During his career, which spanned more than seventy years, Titian painted around five or six hundred pictures of which less than half survive. His work has been studied by generations of great artists from Rubens to Manet and he is often seen as having artistically transcended his own time.
Sheila Hale not only examines his life, both personal and professional, but how his art affected his contemporaries and how it influences artists today. She also examines Venice in its context of a city at the time of the Renaissance, overshadowed artistically by Rome and Florence and growing into the famous historical city it has become.

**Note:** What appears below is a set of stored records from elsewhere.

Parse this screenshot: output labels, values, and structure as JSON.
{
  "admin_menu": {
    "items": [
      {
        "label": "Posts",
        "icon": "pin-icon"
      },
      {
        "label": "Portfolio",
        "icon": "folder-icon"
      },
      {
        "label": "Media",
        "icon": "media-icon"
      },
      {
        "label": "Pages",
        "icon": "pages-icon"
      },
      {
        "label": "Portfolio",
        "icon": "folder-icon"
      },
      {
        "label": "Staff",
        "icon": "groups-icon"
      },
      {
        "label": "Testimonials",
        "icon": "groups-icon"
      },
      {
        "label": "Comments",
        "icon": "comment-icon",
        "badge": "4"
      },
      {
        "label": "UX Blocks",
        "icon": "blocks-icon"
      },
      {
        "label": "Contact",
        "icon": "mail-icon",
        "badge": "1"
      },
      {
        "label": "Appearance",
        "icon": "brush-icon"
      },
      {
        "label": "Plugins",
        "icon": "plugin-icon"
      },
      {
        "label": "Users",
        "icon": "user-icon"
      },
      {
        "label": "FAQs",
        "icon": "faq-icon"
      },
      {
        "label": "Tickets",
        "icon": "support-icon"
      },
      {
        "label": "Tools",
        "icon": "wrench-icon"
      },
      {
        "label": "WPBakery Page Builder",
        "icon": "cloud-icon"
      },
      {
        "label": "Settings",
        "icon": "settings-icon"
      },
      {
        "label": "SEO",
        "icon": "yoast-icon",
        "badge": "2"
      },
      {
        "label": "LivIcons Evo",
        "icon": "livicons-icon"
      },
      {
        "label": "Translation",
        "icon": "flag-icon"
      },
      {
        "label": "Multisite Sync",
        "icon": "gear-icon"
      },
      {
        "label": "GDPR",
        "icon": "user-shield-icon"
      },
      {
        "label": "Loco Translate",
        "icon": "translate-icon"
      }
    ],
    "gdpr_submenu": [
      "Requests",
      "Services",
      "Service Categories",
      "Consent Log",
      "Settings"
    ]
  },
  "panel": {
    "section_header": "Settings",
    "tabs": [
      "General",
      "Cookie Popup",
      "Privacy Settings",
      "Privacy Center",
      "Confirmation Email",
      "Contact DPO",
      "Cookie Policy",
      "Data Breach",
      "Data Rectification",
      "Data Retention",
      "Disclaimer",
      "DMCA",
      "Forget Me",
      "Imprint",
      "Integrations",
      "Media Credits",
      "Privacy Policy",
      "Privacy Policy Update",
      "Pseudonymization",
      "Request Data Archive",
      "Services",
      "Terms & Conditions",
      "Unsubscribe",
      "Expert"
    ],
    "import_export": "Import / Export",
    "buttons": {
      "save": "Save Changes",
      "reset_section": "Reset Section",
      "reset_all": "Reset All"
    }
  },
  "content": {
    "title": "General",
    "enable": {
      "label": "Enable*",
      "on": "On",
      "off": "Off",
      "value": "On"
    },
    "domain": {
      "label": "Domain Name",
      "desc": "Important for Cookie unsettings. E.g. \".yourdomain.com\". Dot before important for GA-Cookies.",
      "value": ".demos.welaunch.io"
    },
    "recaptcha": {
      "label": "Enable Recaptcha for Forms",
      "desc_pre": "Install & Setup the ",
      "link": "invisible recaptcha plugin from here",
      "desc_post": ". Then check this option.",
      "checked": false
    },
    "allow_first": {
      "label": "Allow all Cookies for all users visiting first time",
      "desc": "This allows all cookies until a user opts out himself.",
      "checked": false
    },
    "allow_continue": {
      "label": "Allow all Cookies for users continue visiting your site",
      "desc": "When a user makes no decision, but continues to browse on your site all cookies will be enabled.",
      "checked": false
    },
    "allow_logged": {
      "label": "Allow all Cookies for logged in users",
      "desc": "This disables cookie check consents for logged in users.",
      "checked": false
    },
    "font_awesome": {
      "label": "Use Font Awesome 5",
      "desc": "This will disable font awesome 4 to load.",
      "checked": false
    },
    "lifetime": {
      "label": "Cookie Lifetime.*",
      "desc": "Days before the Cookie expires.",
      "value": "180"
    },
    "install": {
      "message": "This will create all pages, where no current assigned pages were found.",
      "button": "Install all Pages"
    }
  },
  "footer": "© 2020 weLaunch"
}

This is an astonishing portrait of one of the most important figures in the history of Western art and a vivid evocation of Venice in its ‘Golden Age’.
PUBLISHERS WEEKLY
Drawing upon her experience as research assistant to the celebrated Renaissance historian John Hale (her late husband), Hale frames her first foray into historical scholarship by tracing one artist's life to inform an epic biography of the Most Serene Republic of Venice. Compelling and well-researched, the book follows the career of Titian, an "explorer in paint," whose popularity reaches from the 16th century until today. Vivid descriptions of Renaissance Venice read like a firsthand account of food halls where "caged birds... sang among the fruit and vegetables" and citywide pageants that, "like prostitutes, outclassed and outnumbered" those in other cities. Hale presents Titian as a rural-born homebody who witnessed the intrigue of foreign courts and encountered greats such as Michelangelo, architect Jacopo Sansovino, and baroque painter Tintoretto. If anything gets short shrift, it's the paintings themselves. One is left wondering, for example, why the Annunciation painting in Treviso "doesn't really work." Hale's research benefits from recent cleanings and restorations of Titian's work, but she imparts her own expertise, for instance, in surmising that Titian's son, Orazio, may have been the painter of the portrait of Pietro Bembo in Rome. Fully aware of our need to believe in artistic genius, Hale (The Man Who Lost His Language) successfully utilizes Titian's career as a touchstone for events that carried Venice away from the Middle Ages and into the early modern period. Two 16-page color inserts.